Konveks heyecanın dansı yetişiyor,
Kan aymazı çıplaklığa;
Başka bir dünyada kokum dağılıyor,
Kuyular yeşil aroma yalnızlığa.
Kime sorsa; adı konmamış yetim gezisi yelinde,
Binbir masala kertilmiş gece denizi...
Ay suskun; yarısı ısırılmış çember süksesi!
Vakit inliyor bir vedanın kasıklarında,
Duyuyorum!
Gözüm pişiyor, tuzlu suyun dilinden inme ateşle;
Kanım pıhtılaşıyor, bulunamadığım hayatın renklerinde.
Kilitler vuruluyor karanlık kapılar ardından yeni günlere,
Zifiride bir çocuk yetişemiyor özgürce...

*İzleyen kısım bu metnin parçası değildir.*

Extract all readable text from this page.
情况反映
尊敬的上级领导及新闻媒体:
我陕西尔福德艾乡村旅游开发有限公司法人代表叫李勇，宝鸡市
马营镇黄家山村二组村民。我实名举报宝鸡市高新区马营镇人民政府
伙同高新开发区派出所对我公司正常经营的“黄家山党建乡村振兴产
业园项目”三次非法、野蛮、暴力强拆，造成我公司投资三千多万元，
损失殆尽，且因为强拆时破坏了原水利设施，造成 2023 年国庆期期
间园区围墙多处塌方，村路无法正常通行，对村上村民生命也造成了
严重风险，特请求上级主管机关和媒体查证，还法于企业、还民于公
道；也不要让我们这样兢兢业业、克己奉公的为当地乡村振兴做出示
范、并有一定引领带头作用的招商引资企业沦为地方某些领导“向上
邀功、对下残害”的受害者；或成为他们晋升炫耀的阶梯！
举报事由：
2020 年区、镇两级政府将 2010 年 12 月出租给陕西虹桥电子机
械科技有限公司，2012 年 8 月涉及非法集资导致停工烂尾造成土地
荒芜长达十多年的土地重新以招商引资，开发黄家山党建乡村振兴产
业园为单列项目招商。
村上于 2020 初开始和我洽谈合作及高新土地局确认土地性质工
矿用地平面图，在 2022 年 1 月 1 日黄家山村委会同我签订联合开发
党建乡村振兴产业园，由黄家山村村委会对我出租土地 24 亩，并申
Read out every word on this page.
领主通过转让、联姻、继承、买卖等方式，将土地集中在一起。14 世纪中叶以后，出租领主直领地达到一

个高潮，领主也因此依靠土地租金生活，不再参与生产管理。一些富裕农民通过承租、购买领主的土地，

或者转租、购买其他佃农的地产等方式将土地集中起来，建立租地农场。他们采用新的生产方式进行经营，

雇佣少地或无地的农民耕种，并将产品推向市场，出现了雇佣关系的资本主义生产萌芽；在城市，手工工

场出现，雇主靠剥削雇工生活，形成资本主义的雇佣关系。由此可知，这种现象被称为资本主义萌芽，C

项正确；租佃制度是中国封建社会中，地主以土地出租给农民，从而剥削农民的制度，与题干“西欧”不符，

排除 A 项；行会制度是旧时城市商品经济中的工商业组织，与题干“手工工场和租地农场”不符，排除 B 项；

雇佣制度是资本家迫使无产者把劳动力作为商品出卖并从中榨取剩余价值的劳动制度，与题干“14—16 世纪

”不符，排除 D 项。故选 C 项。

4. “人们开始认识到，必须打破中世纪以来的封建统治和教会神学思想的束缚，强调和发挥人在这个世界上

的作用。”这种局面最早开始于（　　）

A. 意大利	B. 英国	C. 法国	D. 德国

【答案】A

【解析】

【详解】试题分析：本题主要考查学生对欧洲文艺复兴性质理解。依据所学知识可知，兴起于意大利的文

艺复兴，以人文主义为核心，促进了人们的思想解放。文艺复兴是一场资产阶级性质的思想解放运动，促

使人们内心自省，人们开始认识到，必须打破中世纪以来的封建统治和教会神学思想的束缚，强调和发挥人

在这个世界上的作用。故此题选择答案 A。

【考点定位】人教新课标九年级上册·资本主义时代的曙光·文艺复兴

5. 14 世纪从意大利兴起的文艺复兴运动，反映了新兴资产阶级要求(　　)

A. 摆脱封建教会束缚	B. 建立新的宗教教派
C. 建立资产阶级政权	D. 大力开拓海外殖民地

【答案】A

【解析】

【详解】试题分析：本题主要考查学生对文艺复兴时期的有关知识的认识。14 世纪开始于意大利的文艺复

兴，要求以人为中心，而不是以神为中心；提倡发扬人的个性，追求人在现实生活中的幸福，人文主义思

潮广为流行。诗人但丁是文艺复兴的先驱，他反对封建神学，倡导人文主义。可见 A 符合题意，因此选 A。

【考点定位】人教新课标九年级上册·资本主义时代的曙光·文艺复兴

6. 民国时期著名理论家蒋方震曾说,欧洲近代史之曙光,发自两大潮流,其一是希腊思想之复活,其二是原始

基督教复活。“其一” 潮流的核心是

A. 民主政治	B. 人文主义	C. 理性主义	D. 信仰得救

Bir emekçinin teriyle karılıyor,
Sabaha karşı çıkmaz sokaklar;
Bir hak iniyor alın yazısının kırmızı köşesine.
Anlamaya çalıştıkça,
İyi niyetim kırıyor tasmasını;
Bir kelime bile olsa,
Bu yürek taşıyamıyor manasını...
O başka yerinden tutup çekiyor mili sözlerine,
Ben başka yerden dillerime...
Kıyamet sayacı boşalıyor zincirinden!
Savaş!!!
Sonrası;
Her yer ölüm kırı...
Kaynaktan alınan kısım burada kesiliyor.